The population of Mt Albert Central in the 2013 census was a mere 5673 people (2898 female and 2775 male), a rise of just 33 people since the 2006 census (the planned census for 2010 was postponed because of issues with the Christchurch quakes).

These were the main findings in the 2013 census for Mt Albert Central (and inflation and other factors will have changed some things since then):

  • How old we were: the median age was 34.4 years, as against 35.1 years across Auckland. And 8.7 per cent of us were aged 65 and over, compared with 11.5 per cent for all of Auckland. So we’re a younger mob here.
  • Our ethnic background: just over 70 per cent of us were Pakeha/European, against 59.3 per cent across the city. Ethnic breakdowns: Maori, 7.1 per cent Mt Albert Central, 10.7 per cent for all of Auckland; Pacific people, 6.1 per cent/10.7 per cent; Asian people, 22.9 per cent/23.1 per cent.
  • Where we were born: 34.7 per cent of us started life overseas, compared with 39.1 per cent as a whole. Most of those born overseas came from Asia.
  • How many of us shared our lives with a partner and children: 46.1 per cent of those living in Mt Albert Central were married, and 12.6 per cent were separated, divorced or widowed. Couples with children made up 50 per cent of all families (against 46.5 elsewhere in the city) and couples without children touched 35 per cent (similar to the wider statistic).
  • How qualified we were: 90.3 per cent of people over 15 years had a formal qualification, compared to 83.2 per cent across Auckland.
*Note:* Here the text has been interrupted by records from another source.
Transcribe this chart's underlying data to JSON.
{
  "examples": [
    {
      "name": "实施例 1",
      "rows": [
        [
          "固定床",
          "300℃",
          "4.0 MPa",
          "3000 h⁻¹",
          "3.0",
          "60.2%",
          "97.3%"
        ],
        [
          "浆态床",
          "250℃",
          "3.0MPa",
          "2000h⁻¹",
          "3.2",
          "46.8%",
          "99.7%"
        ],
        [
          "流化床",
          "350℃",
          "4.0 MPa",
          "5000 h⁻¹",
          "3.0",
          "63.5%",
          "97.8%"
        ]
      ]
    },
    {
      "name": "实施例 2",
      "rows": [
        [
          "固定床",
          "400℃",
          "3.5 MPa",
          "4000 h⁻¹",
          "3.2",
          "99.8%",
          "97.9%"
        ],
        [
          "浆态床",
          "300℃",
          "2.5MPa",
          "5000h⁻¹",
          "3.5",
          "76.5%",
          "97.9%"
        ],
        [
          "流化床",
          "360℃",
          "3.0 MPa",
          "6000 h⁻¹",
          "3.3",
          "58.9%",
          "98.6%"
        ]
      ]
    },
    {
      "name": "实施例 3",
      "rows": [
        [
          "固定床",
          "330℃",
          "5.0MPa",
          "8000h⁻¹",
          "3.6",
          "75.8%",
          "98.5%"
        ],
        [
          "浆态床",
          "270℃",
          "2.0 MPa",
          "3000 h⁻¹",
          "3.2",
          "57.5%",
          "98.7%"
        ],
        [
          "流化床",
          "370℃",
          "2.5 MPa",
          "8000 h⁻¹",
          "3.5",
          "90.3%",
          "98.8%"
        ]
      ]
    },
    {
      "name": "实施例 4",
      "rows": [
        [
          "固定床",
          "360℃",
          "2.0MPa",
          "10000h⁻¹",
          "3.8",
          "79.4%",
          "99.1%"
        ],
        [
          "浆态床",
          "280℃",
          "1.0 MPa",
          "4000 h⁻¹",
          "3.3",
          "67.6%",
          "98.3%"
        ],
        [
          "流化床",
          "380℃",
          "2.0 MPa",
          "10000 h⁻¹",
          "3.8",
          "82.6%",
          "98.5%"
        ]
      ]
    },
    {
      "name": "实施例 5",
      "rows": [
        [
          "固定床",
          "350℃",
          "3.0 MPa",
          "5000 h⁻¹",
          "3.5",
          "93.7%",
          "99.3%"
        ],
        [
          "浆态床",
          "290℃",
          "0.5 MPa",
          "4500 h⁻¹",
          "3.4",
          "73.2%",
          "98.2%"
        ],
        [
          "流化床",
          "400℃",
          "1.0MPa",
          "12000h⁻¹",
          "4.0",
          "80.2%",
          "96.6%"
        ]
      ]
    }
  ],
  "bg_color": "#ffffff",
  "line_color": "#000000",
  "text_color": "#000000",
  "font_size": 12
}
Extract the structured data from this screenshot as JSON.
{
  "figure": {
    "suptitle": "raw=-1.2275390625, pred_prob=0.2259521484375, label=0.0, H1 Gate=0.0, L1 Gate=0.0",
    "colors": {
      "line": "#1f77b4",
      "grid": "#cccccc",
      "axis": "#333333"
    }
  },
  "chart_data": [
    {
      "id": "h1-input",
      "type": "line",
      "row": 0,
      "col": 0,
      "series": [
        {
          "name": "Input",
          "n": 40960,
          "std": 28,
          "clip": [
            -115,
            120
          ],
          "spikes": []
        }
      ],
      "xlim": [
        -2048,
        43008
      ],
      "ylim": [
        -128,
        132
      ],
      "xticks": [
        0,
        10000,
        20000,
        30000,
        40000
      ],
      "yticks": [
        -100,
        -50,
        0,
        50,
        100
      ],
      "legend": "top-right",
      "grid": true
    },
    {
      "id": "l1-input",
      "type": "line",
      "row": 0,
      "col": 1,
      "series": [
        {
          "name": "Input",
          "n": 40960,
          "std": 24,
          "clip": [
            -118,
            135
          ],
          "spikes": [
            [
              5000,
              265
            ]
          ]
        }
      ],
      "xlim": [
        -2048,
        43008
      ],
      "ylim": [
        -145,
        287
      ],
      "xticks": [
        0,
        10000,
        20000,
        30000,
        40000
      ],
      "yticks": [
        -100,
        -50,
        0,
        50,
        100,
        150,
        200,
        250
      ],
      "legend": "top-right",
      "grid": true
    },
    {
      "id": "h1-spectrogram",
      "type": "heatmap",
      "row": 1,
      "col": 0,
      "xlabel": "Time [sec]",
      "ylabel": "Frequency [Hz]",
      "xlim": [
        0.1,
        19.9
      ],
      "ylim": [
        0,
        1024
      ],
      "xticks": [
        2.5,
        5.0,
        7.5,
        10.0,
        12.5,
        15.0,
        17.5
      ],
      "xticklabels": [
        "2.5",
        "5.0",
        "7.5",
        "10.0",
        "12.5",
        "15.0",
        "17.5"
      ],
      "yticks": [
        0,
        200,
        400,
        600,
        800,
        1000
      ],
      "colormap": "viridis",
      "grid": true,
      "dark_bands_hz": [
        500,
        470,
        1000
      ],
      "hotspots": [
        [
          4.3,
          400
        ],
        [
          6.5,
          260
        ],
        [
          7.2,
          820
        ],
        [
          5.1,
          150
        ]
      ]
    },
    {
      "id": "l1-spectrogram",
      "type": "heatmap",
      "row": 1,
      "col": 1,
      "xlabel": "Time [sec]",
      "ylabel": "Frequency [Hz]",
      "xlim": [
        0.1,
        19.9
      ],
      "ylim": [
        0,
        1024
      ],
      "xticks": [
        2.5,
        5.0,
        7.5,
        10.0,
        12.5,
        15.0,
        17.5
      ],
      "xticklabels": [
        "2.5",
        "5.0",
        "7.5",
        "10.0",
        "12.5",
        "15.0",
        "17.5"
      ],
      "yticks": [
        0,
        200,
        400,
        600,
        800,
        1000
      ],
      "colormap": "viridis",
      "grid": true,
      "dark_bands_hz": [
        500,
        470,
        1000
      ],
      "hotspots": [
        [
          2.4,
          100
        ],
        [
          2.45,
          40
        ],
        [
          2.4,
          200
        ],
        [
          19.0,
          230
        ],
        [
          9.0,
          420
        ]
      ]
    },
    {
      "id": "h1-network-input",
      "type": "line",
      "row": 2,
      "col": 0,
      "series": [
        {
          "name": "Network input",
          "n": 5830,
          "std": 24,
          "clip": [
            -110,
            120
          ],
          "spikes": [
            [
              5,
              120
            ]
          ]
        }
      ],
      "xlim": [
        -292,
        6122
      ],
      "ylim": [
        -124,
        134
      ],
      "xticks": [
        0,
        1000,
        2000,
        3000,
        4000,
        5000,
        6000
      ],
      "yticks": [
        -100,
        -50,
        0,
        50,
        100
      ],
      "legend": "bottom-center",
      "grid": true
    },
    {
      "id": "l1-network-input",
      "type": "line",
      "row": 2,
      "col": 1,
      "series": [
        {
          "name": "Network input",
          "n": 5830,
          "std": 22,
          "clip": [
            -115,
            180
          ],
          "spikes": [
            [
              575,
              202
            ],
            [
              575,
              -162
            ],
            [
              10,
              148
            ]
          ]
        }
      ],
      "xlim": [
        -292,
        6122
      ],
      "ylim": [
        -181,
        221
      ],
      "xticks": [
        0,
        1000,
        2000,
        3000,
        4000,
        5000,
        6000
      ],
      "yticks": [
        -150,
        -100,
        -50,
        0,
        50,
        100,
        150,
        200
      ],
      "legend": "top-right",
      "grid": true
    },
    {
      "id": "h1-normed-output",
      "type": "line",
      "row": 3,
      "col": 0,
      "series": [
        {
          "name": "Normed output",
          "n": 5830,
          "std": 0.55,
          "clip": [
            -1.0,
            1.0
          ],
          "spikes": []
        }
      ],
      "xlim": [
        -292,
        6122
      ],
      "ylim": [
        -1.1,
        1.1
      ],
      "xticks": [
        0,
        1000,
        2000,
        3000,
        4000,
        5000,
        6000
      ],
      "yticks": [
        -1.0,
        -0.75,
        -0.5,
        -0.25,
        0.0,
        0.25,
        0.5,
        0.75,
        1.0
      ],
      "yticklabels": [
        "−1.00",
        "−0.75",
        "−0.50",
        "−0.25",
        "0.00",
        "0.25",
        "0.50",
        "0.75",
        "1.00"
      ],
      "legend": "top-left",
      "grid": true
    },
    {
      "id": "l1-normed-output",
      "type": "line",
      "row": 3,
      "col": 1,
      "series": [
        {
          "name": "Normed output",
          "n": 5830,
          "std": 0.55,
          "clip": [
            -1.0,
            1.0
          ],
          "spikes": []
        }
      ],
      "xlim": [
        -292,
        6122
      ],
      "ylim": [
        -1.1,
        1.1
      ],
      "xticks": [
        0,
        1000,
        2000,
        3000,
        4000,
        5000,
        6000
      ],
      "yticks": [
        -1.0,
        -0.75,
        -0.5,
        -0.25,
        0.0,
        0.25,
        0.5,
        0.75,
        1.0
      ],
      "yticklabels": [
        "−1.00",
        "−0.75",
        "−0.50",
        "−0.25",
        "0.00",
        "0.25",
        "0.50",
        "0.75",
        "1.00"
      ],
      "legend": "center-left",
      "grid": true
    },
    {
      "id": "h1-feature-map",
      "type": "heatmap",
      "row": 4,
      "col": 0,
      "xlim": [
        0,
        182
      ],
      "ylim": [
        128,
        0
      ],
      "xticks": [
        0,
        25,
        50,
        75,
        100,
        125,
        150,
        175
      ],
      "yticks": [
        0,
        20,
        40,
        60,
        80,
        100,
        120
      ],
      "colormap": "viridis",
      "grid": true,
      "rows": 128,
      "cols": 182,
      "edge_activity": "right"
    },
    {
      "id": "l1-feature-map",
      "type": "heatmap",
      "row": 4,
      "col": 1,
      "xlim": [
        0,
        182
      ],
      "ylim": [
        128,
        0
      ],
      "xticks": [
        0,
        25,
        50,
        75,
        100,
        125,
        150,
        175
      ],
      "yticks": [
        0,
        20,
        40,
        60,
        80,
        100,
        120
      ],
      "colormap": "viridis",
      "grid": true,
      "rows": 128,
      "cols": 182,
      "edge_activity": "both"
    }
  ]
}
Nearly 40 per centof us held a bachelor’s degree or higher qualification, against 24.7 per cent in Auckland as a whole.
  • How many of us were in jobs and what we did: The unemployment rate for people aged 15 and over was 6.2 per cent, compared with 8.1 per cent over the supercity. The most common occupational group was “professionals”, as it was elsewhere.
  • How much we earned: 37.1 per cent of people aged over 15 had an annual income above $50,000 (across Auckland the figure was 35.1), and 37 per cent earned less than $20,000 (39 per cent elsewhere).
  • The household gadgets: 87.2 per cent of households had access to the internet, compared with 81.6 over the whole city; 87.4 had access to a cellphone, as opposed to 84.8 per cent elsewhere in Auckland.
  • How we got to work: Like elsewhere in the city, most people (60.2 per cent) travelled to work in a privately-owned car, truck or van. Just over 10 per cent drove a company wagon and 9.5 per cent took a bus.
  • The houses we owned: Just under 60 per cent of households in occupied private dwellings owned the place or held it in a family trust – as against 61.5 per cent across the city. Those who rented paid a median $360 weekly (wider Auckland: $350).